Arctosuchus Temporal range: Late Permian, 260–258 Ma PreꞒ Ꞓ O S D C P T J K Pg N ↓

Scientific classification
- Domain: Eukaryota
- Kingdom: Animalia
- Phylum: Chordata
- Clade: Synapsida
- Clade: Therapsida
- Clade: †Gorgonopsia
- Family: †Gorgonopsidae
- Genus: †Arctosuchus Broom, 1911
- Type species: †Arctosuchus tigrinus Broom, 1911
- Other species: †A. buceros?;
- Synonyms: Arctosuchus buceros?; Lycosaurus tigrinus Owen, 1876;

= Arctosuchus =

Arctosuchus is an extinct genus of gorgonopsid from the Lopingian (Permian).

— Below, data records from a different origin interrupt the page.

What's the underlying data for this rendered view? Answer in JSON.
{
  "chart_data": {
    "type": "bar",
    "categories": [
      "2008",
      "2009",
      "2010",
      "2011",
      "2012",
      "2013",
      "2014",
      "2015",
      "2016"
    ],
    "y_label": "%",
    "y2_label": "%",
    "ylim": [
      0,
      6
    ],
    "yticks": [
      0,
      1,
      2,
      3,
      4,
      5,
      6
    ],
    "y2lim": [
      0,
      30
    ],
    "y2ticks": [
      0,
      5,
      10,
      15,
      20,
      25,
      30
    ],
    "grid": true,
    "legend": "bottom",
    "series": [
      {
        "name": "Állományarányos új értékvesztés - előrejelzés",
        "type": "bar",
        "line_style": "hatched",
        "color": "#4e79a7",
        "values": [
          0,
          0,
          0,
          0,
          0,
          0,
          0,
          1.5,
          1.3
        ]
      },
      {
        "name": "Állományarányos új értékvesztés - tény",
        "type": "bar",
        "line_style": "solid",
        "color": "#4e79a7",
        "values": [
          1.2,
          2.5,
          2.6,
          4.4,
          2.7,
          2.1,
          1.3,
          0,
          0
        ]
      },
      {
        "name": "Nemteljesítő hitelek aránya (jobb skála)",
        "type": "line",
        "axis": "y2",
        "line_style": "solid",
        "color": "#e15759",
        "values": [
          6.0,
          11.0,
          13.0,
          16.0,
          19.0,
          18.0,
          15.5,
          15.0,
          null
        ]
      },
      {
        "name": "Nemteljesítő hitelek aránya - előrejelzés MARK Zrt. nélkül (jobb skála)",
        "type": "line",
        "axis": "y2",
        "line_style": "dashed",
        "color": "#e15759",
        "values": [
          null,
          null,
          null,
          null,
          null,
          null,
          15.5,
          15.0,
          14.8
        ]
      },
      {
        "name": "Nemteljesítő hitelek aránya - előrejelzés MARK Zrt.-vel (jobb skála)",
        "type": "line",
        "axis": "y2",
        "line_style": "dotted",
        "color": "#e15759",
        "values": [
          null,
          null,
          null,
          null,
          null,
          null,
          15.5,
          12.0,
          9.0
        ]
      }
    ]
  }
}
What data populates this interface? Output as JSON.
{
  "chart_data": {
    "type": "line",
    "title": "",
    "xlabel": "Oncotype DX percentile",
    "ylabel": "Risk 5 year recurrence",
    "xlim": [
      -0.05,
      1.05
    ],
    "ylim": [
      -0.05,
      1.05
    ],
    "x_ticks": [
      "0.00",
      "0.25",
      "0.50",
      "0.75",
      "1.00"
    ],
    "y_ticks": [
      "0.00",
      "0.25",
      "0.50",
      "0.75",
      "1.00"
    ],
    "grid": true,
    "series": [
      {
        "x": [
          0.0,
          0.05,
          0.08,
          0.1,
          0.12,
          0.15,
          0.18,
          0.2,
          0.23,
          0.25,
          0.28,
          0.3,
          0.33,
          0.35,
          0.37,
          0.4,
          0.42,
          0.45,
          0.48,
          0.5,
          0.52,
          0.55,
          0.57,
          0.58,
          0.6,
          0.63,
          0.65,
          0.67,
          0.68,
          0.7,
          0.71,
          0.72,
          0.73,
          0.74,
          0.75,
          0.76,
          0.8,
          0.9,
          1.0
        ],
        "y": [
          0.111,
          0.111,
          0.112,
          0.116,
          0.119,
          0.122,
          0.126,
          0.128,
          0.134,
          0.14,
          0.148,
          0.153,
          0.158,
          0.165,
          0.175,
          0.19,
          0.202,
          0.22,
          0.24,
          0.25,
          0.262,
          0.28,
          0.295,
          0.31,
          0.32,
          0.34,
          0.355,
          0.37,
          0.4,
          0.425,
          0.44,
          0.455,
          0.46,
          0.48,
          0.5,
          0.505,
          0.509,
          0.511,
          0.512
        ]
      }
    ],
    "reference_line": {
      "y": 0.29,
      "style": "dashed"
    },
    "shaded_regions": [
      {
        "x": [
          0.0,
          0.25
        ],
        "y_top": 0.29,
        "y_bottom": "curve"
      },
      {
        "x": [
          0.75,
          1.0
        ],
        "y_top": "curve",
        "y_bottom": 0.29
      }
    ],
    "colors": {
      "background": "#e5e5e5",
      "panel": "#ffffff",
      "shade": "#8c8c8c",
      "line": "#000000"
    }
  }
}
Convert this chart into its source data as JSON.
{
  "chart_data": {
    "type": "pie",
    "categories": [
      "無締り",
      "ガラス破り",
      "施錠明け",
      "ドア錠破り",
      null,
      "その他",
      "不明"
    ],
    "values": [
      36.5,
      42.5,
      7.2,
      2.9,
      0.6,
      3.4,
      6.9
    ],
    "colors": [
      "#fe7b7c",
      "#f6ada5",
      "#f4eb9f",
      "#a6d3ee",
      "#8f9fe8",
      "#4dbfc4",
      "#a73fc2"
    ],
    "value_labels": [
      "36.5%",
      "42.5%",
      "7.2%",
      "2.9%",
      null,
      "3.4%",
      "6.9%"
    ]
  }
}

The type species, A. tigrinus, is from the Teekloof Formation (Tropidostoma Assemblage Zone), although a second species, A. buceros, from the Wolfville Formation (Upper Wolfville Member) of Nova Scotia, Canada, may also belong to the genus, but it is from the Triassic and it probably instead belongs to an indeterminate synapsid.

The type and only specimen of A. tigrinus consists of a fragmentary skull and fragmentary dentary. The remains of A. buceros are unknown and are possibly now lost.